The drink is sometimes adulterated by adding substances like jet fuel, embalming fluid or battery acid, which has the effect of giving the beverage more 'kick'. Drinkers have suffered blindness or death due to methanol poisoning. The water used to make the drink in illegal breweries is also often below acceptable health standards and sometimes contaminated with sewage.

==Origin of name==

The spirit's name, Chang'aa, means literally "kill me quick."

The name Chang'aa was adopted in the 1950s when Oyuga Muganda, an AP in Kisumu, once narrated the story in the presence of Tom Omuga how Pelele ( Woraj) got its name as Chang'aa.

Women from the Kano area of Kisumu used to ferry fresh milk in pots to sell to Kisumu residents. The colonial government had banned the sale of local liquor (Pelele) and so the women carrying milk also carried Pelele disguised as milk.
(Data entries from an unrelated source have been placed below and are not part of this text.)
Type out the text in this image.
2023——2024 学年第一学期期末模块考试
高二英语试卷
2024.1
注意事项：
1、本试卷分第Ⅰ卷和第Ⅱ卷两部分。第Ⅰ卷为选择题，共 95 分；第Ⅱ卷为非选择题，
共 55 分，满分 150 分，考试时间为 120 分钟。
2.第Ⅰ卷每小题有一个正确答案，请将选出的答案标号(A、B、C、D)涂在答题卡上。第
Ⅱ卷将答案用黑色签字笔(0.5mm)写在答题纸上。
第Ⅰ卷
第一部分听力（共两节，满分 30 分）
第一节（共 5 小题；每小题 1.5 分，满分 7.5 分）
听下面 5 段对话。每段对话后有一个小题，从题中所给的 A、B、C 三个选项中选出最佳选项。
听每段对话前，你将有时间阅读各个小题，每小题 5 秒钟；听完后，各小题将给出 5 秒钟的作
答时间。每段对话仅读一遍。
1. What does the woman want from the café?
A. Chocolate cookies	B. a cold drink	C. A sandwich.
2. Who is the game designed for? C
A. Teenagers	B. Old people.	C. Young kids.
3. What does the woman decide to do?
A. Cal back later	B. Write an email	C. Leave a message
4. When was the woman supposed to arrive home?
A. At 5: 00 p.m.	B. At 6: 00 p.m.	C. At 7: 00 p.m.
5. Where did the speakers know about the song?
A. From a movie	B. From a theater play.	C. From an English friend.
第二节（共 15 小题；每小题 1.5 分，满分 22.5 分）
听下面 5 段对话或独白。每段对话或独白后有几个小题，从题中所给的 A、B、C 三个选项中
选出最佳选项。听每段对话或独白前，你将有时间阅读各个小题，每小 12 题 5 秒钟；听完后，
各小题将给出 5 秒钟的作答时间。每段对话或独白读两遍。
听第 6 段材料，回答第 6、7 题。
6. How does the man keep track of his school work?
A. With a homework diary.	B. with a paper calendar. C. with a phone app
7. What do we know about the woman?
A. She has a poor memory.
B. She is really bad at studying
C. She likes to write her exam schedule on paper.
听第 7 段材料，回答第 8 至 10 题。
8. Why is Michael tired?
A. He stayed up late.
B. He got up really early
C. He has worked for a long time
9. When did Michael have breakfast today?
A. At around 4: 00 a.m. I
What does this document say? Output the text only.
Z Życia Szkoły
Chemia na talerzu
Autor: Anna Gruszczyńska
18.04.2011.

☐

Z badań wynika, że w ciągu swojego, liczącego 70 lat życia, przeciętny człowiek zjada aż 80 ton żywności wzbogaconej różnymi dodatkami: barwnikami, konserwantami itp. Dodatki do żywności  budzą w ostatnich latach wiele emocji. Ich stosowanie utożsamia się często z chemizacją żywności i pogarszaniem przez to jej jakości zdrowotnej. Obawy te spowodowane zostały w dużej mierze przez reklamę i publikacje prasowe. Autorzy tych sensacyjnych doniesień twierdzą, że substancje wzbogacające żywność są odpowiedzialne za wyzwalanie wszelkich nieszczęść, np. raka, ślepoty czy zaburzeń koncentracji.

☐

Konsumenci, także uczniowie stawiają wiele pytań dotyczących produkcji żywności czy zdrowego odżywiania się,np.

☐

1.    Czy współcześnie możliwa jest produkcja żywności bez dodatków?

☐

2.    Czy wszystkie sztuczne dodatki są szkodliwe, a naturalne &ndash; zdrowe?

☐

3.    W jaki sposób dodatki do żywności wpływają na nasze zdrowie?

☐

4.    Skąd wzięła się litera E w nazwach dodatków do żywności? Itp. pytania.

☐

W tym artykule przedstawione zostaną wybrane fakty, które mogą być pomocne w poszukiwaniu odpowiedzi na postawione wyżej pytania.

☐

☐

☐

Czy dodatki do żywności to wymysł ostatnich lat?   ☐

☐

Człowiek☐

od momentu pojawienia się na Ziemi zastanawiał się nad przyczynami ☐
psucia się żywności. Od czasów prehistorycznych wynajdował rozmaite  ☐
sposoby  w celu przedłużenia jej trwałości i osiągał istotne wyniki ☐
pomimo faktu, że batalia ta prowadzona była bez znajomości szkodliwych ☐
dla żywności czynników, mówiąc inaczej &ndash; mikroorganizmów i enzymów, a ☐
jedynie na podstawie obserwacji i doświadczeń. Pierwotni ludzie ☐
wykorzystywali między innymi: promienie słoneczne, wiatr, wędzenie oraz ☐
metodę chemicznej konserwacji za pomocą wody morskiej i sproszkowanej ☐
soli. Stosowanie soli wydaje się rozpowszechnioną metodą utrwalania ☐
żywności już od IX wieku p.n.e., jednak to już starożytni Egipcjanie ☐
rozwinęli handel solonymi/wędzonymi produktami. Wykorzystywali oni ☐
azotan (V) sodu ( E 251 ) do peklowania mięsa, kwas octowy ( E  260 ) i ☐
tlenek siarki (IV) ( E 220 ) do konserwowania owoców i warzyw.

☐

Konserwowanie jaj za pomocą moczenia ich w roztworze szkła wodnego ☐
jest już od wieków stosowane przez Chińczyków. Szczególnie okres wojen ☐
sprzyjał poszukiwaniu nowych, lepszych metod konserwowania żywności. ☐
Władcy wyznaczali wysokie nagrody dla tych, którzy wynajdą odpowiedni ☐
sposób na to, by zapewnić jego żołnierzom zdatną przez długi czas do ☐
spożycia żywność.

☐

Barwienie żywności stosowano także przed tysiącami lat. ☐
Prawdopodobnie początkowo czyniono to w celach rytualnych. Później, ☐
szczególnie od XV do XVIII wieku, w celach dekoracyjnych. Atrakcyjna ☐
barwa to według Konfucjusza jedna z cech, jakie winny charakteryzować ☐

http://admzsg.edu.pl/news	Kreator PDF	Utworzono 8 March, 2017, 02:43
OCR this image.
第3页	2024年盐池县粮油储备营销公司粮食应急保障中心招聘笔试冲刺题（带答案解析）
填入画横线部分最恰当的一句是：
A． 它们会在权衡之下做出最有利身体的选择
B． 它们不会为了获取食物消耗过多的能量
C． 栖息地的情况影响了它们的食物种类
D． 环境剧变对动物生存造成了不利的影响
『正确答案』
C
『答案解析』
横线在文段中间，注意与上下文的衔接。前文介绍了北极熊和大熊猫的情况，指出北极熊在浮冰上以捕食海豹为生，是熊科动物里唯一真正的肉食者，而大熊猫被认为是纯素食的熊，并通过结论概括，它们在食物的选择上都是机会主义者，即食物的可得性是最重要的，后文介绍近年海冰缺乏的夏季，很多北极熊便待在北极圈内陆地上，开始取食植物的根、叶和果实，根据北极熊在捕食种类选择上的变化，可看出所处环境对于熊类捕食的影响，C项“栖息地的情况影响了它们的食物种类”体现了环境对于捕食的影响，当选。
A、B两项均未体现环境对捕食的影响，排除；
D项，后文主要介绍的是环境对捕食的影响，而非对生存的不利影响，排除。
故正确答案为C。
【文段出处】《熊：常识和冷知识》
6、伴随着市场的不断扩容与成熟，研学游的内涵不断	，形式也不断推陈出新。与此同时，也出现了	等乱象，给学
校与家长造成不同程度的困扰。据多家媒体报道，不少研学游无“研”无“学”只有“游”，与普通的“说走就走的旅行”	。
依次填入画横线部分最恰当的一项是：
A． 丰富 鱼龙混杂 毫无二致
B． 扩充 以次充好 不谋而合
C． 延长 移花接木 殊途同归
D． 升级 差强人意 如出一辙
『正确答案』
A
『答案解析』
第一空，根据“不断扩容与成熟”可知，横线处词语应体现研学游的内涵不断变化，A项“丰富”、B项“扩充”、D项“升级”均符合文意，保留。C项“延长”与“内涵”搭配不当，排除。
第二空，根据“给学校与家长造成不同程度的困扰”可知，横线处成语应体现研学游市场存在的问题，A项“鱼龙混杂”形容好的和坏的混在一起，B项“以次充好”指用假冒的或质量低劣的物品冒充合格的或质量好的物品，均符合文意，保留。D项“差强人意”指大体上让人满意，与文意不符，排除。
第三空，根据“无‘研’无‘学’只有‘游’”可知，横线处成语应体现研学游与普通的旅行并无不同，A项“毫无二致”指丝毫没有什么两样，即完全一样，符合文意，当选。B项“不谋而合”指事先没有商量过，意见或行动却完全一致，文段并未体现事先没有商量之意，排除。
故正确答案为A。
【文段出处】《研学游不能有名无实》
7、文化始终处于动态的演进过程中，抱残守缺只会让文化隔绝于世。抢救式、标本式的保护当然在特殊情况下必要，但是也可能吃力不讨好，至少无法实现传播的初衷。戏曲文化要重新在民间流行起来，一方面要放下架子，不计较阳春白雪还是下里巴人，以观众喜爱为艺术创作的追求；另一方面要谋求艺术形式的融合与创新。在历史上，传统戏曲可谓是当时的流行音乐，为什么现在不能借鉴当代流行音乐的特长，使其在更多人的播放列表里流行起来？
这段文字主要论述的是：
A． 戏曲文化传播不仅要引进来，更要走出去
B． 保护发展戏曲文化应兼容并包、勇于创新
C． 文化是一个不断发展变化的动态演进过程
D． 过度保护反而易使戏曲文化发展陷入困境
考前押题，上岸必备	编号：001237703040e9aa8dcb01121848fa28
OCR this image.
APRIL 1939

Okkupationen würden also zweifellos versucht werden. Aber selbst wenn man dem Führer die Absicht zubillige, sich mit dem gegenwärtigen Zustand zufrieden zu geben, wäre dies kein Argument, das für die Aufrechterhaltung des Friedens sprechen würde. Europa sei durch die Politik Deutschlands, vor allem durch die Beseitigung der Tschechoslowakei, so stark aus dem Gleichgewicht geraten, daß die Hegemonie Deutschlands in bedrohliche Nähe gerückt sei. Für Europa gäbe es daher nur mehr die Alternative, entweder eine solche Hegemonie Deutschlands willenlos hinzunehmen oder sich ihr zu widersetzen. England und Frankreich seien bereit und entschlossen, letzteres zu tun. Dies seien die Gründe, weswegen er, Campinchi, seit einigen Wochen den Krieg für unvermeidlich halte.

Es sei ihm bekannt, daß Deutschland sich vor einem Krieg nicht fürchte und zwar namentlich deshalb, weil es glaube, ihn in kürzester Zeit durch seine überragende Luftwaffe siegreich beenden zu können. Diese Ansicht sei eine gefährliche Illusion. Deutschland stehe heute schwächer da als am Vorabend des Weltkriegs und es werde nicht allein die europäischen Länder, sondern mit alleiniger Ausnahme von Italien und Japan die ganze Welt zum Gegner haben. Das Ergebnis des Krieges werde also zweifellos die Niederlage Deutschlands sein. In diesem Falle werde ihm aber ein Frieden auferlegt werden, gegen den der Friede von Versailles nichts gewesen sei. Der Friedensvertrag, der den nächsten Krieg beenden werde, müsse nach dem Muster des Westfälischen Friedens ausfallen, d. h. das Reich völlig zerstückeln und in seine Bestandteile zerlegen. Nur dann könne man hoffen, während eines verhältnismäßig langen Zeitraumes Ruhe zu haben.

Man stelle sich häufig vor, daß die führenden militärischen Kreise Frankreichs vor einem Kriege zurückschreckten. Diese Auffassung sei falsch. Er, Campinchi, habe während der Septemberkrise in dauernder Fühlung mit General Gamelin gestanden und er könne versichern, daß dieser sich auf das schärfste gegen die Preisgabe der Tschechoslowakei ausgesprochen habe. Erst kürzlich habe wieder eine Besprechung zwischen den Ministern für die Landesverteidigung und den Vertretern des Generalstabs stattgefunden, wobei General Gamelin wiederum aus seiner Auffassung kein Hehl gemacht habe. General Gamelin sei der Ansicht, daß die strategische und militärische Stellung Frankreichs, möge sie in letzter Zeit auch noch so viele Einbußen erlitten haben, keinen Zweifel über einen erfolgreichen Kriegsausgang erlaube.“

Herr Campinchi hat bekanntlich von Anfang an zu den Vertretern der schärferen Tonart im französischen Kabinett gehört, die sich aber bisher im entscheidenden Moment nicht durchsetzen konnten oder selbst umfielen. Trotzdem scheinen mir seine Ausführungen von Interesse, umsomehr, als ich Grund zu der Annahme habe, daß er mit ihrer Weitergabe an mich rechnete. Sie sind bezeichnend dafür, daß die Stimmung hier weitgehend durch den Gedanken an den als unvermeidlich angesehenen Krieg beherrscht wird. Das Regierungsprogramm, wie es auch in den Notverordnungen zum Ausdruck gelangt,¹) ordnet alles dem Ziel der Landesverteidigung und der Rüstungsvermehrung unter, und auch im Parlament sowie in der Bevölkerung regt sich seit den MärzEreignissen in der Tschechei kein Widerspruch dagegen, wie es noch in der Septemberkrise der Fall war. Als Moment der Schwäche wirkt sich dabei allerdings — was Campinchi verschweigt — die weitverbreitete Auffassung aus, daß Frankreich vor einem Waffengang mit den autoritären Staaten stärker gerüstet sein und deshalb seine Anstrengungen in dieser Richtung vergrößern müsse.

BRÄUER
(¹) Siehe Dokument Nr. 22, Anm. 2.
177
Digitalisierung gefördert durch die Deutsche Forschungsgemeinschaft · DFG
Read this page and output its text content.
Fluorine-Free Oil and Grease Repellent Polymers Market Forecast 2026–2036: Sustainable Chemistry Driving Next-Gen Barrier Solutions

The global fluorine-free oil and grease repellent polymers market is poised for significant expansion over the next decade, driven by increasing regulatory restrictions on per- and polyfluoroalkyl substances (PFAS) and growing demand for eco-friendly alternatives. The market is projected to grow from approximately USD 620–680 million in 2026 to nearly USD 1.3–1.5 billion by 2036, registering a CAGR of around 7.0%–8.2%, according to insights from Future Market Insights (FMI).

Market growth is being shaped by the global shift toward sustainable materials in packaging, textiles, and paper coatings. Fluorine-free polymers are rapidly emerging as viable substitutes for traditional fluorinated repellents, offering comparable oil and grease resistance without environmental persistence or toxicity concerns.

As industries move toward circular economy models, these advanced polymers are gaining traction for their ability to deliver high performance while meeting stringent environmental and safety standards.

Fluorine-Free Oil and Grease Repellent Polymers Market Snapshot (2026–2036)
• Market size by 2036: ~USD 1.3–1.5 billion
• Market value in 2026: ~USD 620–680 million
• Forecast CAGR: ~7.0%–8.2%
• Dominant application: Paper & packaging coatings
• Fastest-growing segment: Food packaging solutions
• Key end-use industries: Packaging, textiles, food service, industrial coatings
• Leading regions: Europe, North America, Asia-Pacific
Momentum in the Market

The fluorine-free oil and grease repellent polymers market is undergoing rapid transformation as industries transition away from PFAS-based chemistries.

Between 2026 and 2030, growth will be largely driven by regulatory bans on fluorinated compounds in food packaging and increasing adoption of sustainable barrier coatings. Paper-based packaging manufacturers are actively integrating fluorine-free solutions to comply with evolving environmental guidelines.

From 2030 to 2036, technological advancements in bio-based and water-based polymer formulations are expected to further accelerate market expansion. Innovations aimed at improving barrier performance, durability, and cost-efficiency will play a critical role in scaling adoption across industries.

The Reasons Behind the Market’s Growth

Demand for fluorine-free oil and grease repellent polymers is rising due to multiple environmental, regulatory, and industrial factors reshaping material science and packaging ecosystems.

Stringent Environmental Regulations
One day, a white policeman who had been tipped off about the underground trafficking of Pelele stopped the women milk sellers on the road to inspect their pots of "milk". One of the pots had Pelele and not milk.

The policeman ordered all the pots lined on the roadside and asked "Maziwa ya nani?"

An interpreter repeated in Dholuo "Ma Chag ng'a?" (meaning "whose milk is this?").

So the policeman charged the women with transporting and selling Chang'aa. That is allegedly how the name Chang'aa came about.